Chutes libres
A propos de Chutes
libres, de Dani Boissé
Si
les chats retombent sur leurs quatre pattes, c’est qu’ils savent se retourner
pendant la chute. Le même principe devrait s’appliquer en matière littéraire,
en particulier aux romans et nouvelles qui offrent un retournement final –que l’on
appelle twist ending au cinéma- à des
histoires dont la banalité ou la correspondance avec certains clichés ne
laissait entrevoir une telle conclusion. Ce principe est un défi pour l'imagination, une invitation à multiplier les angles de vue et à développer des
interprétations différentes d'un même récit. C’est avec plaisir qu’on le retrouve dans ces Chutes libres : tout au long des vingt-quatre
brèves nouvelles qui composent le recueil, le lecteur fera connaissance avec des
grand-mères rêveuses, avec une femme persécutée par un homme masqué et portant
une cape noire, avec des amoureux contrariés, des animaux fins observateurs de
la nature humaine, voire des conspirateurs du quotidien, ou des vieilles dames,
au-dessus de tout soupçon, qui s’adonnent néanmoins à d’étranges loisirs.
Il s’agit de nous emmener le long chemins
détournés, après nous avoir ouvert une lucarne sur des parcours prévisibles,
des vies obscures ou des biographies où l’on croit deviner facilement ce qui va
se passer, car elles s’inscrivent dans des genres connus –nouvelle policière, récit
fantastique, histoire d’amour ou souvenir de famille-. Le style et l’atmosphère
classiques semblent souligner le calme d’une petite ville de province ou d’une
campagne françaises, la transparence des bonnes intentions, le respect des
convenances ou l’apparente immobilité des destins juste avant le (dernier ?)
rebondissement.
Certaines, parmi ces chutes, sont vraiment
inattendues, dans d’autres, on reconnaît des procédés de surprise éprouvés,
comme le réveil qui vient dénouer une situation inextricable, développée dans les méandres d’un rêve, ou le grain de folie qui brouille les
lignes du réel les mieux tracées.
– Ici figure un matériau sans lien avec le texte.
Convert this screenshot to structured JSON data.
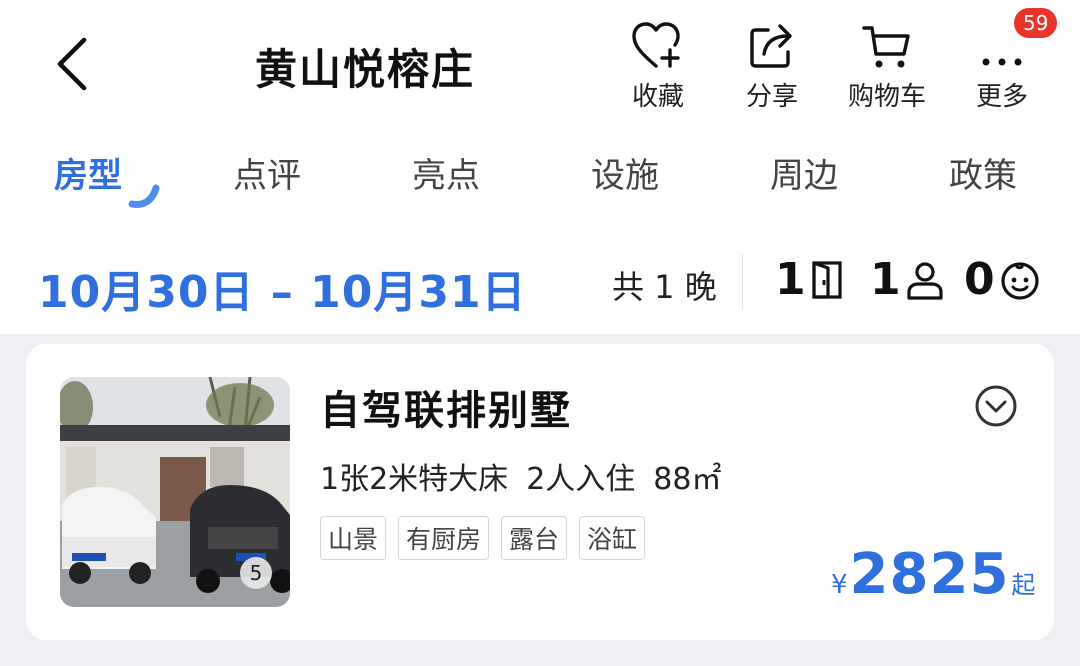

Le
narrateur joue avec assez d’habileté avec les attentes et les idées reçues du
lecteur, avec ce qu’il croit savoir d’avance et ce qu’il croit apprendre par la
suite, car c’est toujours un jeu qui peut se terminer dans un grand éclat de
rire, ou même par une relecture, afin de savoir à quel moment on a laissé
passer l’information essentielle et subtilement distillée, tout en sachant que,
au fond, l’un des grands plaisirs de l’amateur d’énigmes est d’être dupé.